Given the root of a binary tree, flatten the tree into a "linked list" in-place. The "linked list" should use TreeNode right pointers only, be in preorder traversal order, and all left pointers should be null.

Input: root = [1,2,5,3,4,null,6]

Output: [1,null,2,null,3,null,4,null,5,null,6]

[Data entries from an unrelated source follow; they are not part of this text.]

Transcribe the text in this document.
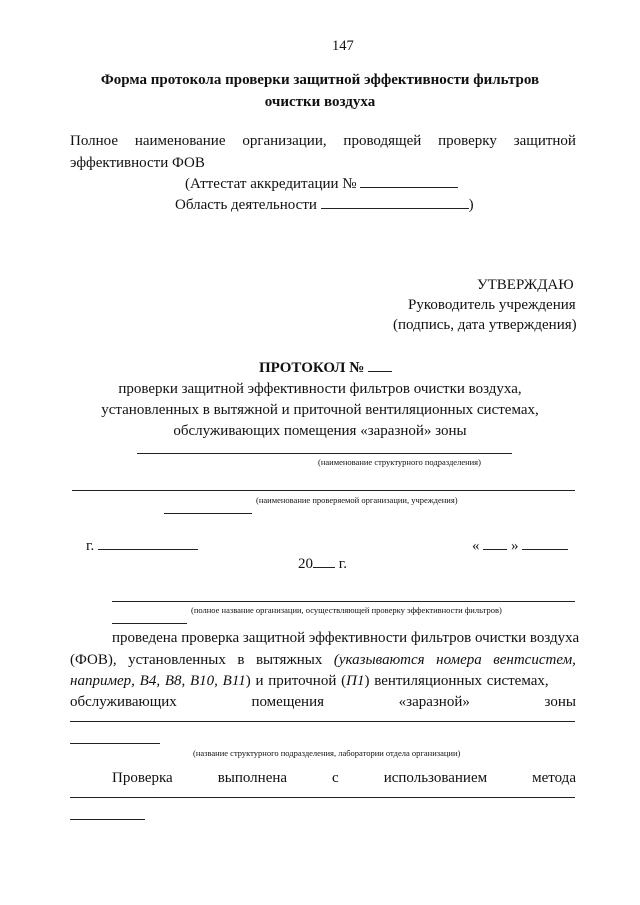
147
Форма протокола проверки защитной эффективности фильтров
очистки воздуха
Полное наименование организации, проводящей проверку защитной
эффективности ФОВ
(Аттестат аккредитации №
Область деятельности	)
УТВЕРЖДАЮ
Руководитель учреждения
(подпись, дата утверждения)
ПРОТОКОЛ №
проверки защитной эффективности фильтров очистки воздуха,
установленных в вытяжной и приточной вентиляционных системах,
обслуживающих помещения «заразной» зоны
(наименование структурного подразделения)
(наименование проверяемой организации, учреждения)
г.	« »
20 г.
(полное название организации, осуществляющей проверку эффективности фильтров)
проведена проверка защитной эффективности фильтров очистки воздуха
(ФОВ), установленных в вытяжных (указываются номера вентсистем,
например, В4, В8, В10, В11) и приточной (П1) вентиляционных системах,
обслуживающих	помещения	«заразной»	зоны
(название структурного подразделения, лаборатории отдела организации)
Проверка	выполнена	с	использованием	метода
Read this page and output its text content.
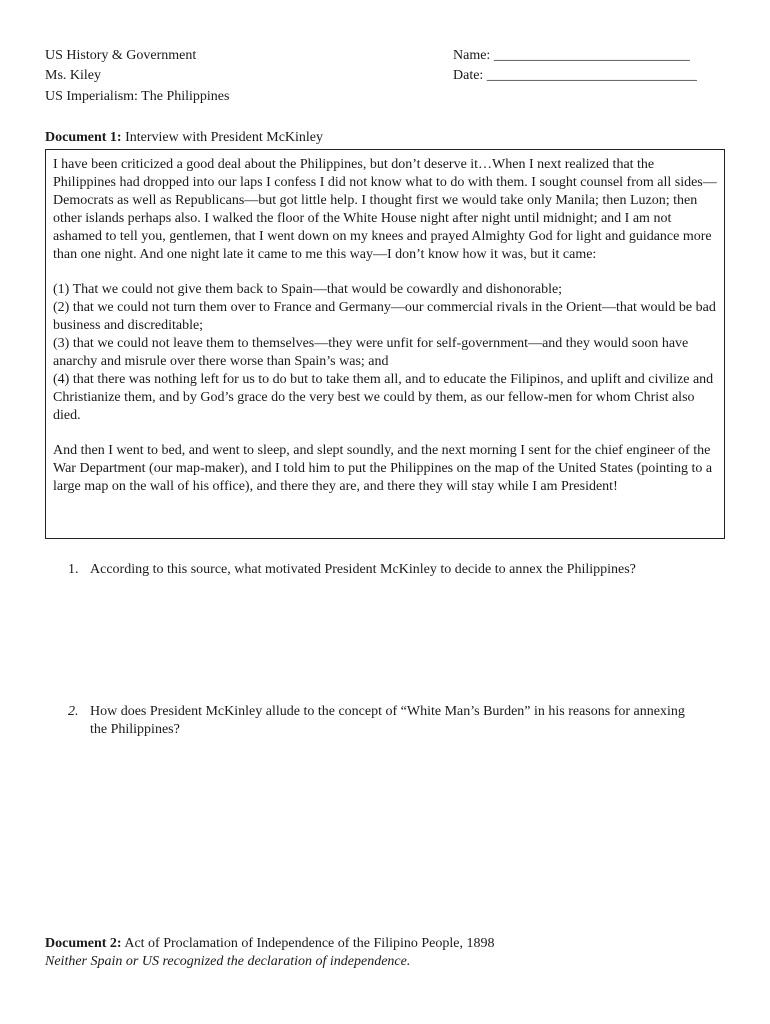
US History & Government
Ms. Kiley
US Imperialism: The Philippines
Name: ____________________________
Date: ______________________________
Document 1: Interview with President McKinley

I have been criticized a good deal about the Philippines, but don’t deserve it…When I next realized that the Philippines had dropped into our laps I confess I did not know what to do with them. I sought counsel from all sides—Democrats as well as Republicans—but got little help. I thought first we would take only Manila; then Luzon; then other islands perhaps also. I walked the floor of the White House night after night until midnight; and I am not ashamed to tell you, gentlemen, that I went down on my knees and prayed Almighty God for light and guidance more than one night. And one night late it came to me this way—I don’t know how it was, but it came:

(1) That we could not give them back to Spain—that would be cowardly and dishonorable;

(2) that we could not turn them over to France and Germany—our commercial rivals in the Orient—that would be bad business and discreditable;

(3) that we could not leave them to themselves—they were unfit for self-government—and they would soon have anarchy and misrule over there worse than Spain’s was; and

(4) that there was nothing left for us to do but to take them all, and to educate the Filipinos, and uplift and civilize and Christianize them, and by God’s grace do the very best we could by them, as our fellow-men for whom Christ also died.

And then I went to bed, and went to sleep, and slept soundly, and the next morning I sent for the chief engineer of the War Department (our map-maker), and I told him to put the Philippines on the map of the United States (pointing to a large map on the wall of his office), and there they are, and there they will stay while I am President!

1. According to this source, what motivated President McKinley to decide to annex the Philippines?
2. How does President McKinley allude to the concept of “White Man’s Burden” in his reasons for annexing the Philippines?
Document 2: Act of Proclamation of Independence of the Filipino People, 1898
Neither Spain or US recognized the declaration of independence.
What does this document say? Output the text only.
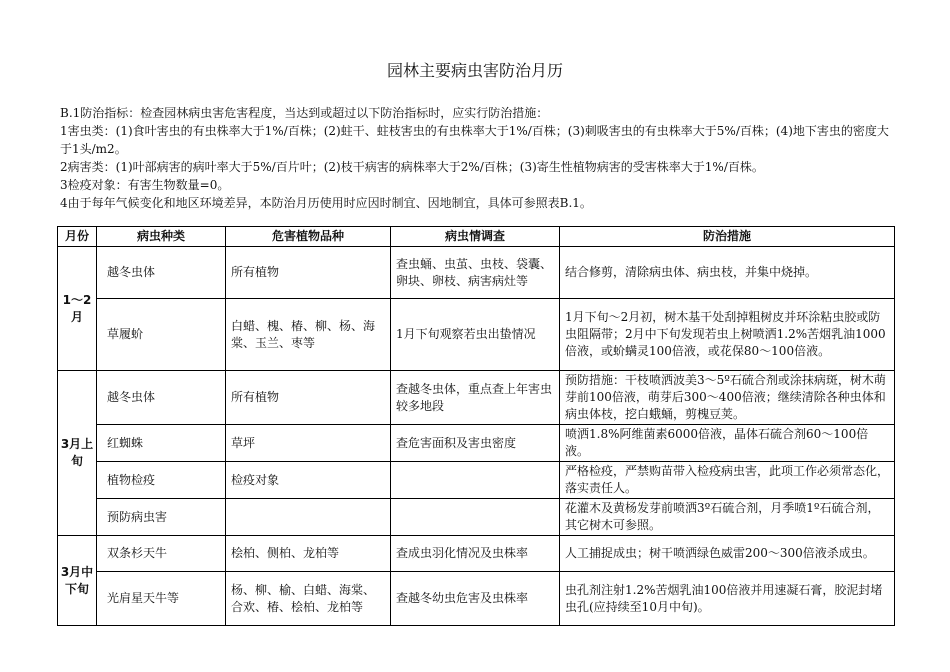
园林主要病虫害防治月历

B.1防治指标：检查园林病虫害危害程度，当达到或超过以下防治指标时，应实行防治措施：

1害虫类：(1)食叶害虫的有虫株率大于1%/百株；(2)蛀干、蛀枝害虫的有虫株率大于1%/百株；(3)刺吸害虫的有虫株率大于5%/百株；(4)地下害虫的密度大于1头/m2。

2病害类：(1)叶部病害的病叶率大于5%/百片叶；(2)枝干病害的病株率大于2%/百株；(3)寄生性植物病害的受害株率大于1%/百株。

3检疫对象：有害生物数量=0。

4由于每年气候变化和地区环境差异，本防治月历使用时应因时制宜、因地制宜，具体可参照表B.1。

月份	病虫种类	危害植物品种	病虫情调查	防治措施
1～2月	越冬虫体	所有植物	查虫蛹、虫茧、虫枝、袋囊、卵块、卵枝、病害病灶等	结合修剪，清除病虫体、病虫枝，并集中烧掉。
	草履蚧	白蜡、槐、椿、柳、杨、海棠、玉兰、枣等	1月下旬观察若虫出蛰情况	1月下旬～2月初，树木基干处刮掉粗树皮并环涂粘虫胶或防虫阻隔带；2月中下旬发现若虫上树喷洒1.2%苦烟乳油1000倍液，或蚧螨灵100倍液，或花保80～100倍液。
3月上旬	越冬虫体	所有植物	查越冬虫体，重点查上年害虫较多地段	预防措施：干枝喷洒波美3～5º石硫合剂或涂抹病斑，树木萌芽前100倍液，萌芽后300～400倍液；继续清除各种虫体和病虫体枝，挖白蛾蛹，剪槐豆荚。
	红蜘蛛	草坪	查危害面积及害虫密度	喷洒1.8%阿维菌素6000倍液，晶体石硫合剂60～100倍液。
	植物检疫	检疫对象		严格检疫，严禁购苗带入检疫病虫害，此项工作必须常态化，落实责任人。
	预防病虫害			花灌木及黄杨发芽前喷洒3º石硫合剂，月季喷1º石硫合剂，其它树木可参照。
3月中下旬	双条杉天牛	桧柏、侧柏、龙柏等	查成虫羽化情况及虫株率	人工捕捉成虫；树干喷洒绿色威雷200～300倍液杀成虫。
	光肩星天牛等	杨、柳、榆、白蜡、海棠、合欢、椿、桧柏、龙柏等	查越冬幼虫危害及虫株率	虫孔剂注射1.2%苦烟乳油100倍液并用速凝石膏，胶泥封堵虫孔(应持续至10月中旬)。
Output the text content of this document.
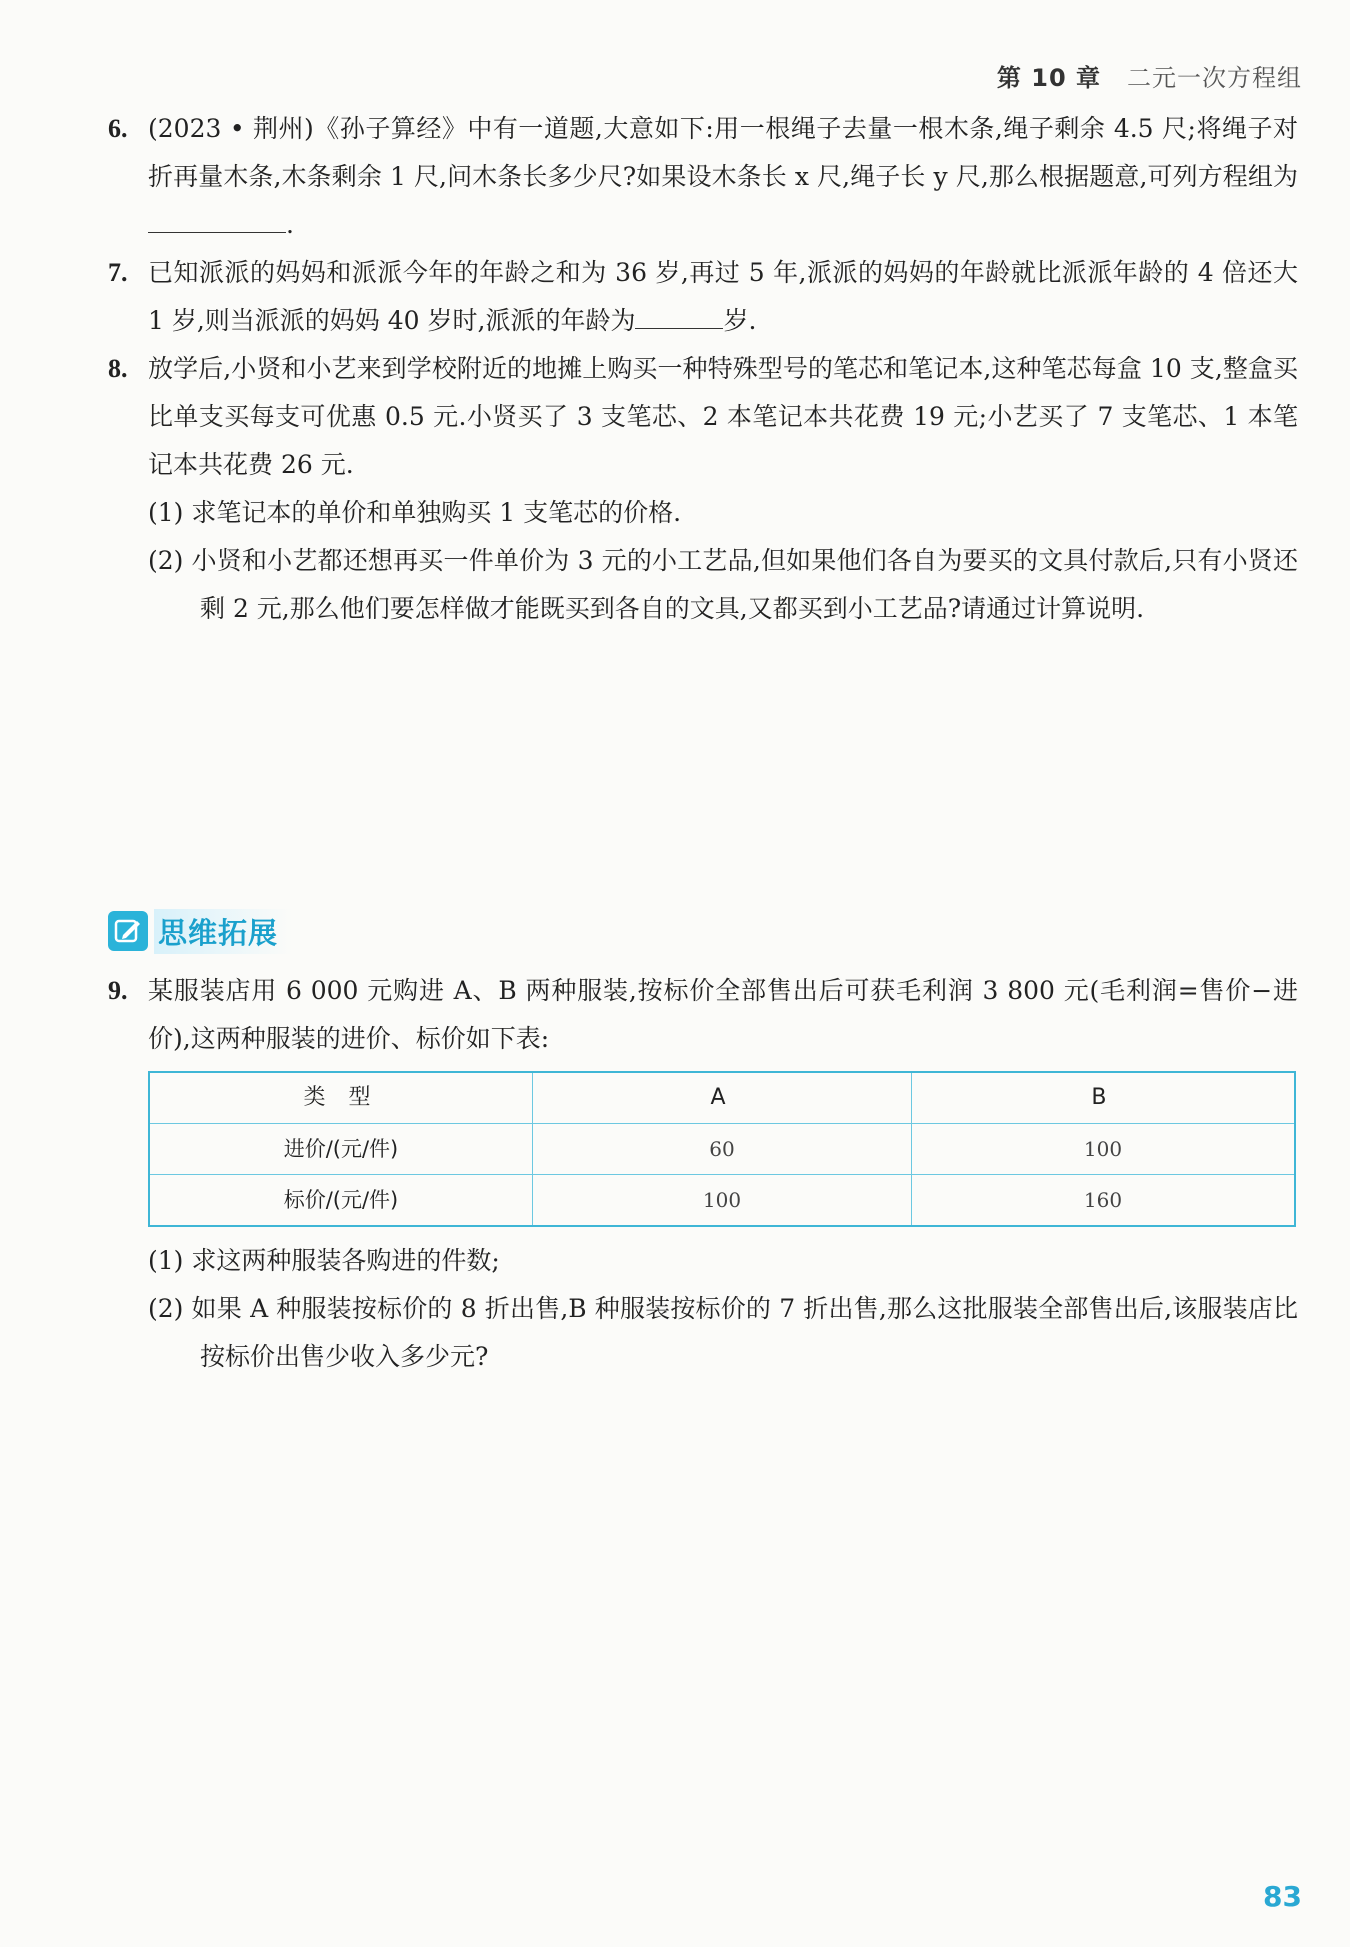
第 10 章 二元一次方程组
6. (2023 • 荆州)《孙子算经》中有一道题,大意如下:用一根绳子去量一根木条,绳子剩余 4.5 尺;将绳子对折再量木条,木条剩余 1 尺,问木条长多少尺?如果设木条长 x 尺,绳子长 y 尺,那么根据题意,可列方程组为.

7. 已知派派的妈妈和派派今年的年龄之和为 36 岁,再过 5 年,派派的妈妈的年龄就比派派年龄的 4 倍还大 1 岁,则当派派的妈妈 40 岁时,派派的年龄为	岁.

8. 放学后,小贤和小艺来到学校附近的地摊上购买一种特殊型号的笔芯和笔记本,这种笔芯每盒 10 支,整盒买比单支买每支可优惠 0.5 元.小贤买了 3 支笔芯、2 本笔记本共花费 19 元;小艺买了 7 支笔芯、1 本笔记本共花费 26 元.

(1) 求笔记本的单价和单独购买 1 支笔芯的价格.

(2) 小贤和小艺都还想再买一件单价为 3 元的小工艺品,但如果他们各自为要买的文具付款后,只有小贤还剩 2 元,那么他们要怎样做才能既买到各自的文具,又都买到小工艺品?请通过计算说明.

思维拓展
9. 某服装店用 6 000 元购进 A、B 两种服装,按标价全部售出后可获毛利润 3 800 元(毛利润=售价−进价),这两种服装的进价、标价如下表:

类 型	A	B
进价/(元/件)	60	100
标价/(元/件)	100	160

(1) 求这两种服装各购进的件数;

(2) 如果 A 种服装按标价的 8 折出售,B 种服装按标价的 7 折出售,那么这批服装全部售出后,该服装店比按标价出售少收入多少元?

83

Preorder: 1→2→3→4→5→6 using right pointers only.

Input: root = [1,2,3]

Output: [1,null,2,null,3]

Preorder: 1→2→3

Input: root = [1]

Output: [1]

Single node — no change needed.

0 ≤ nodes ≤ 2000 | −100 ≤ Node.val ≤ 100

Algorithm Steps

1For each node curr with a left child:
2Find rightmost node of left subtree
3Attach: rightmost.right = curr.right
4Move: curr.right = curr.left; curr.left = null

Complexity

Time

O(n²)

Space

O(1)

Why It Works

For each node, we find where its right subtree should go — at the rightmost of the left subtree. Then we swing the left subtree to the right position. This is O(n²) worst case but O(1) extra space, fully in-place.

The key insight: preorder = root, left, right. After stitching, the left subtree becomes the new right subtree, with the original right subtree appended at the end. No recursion or stack needed.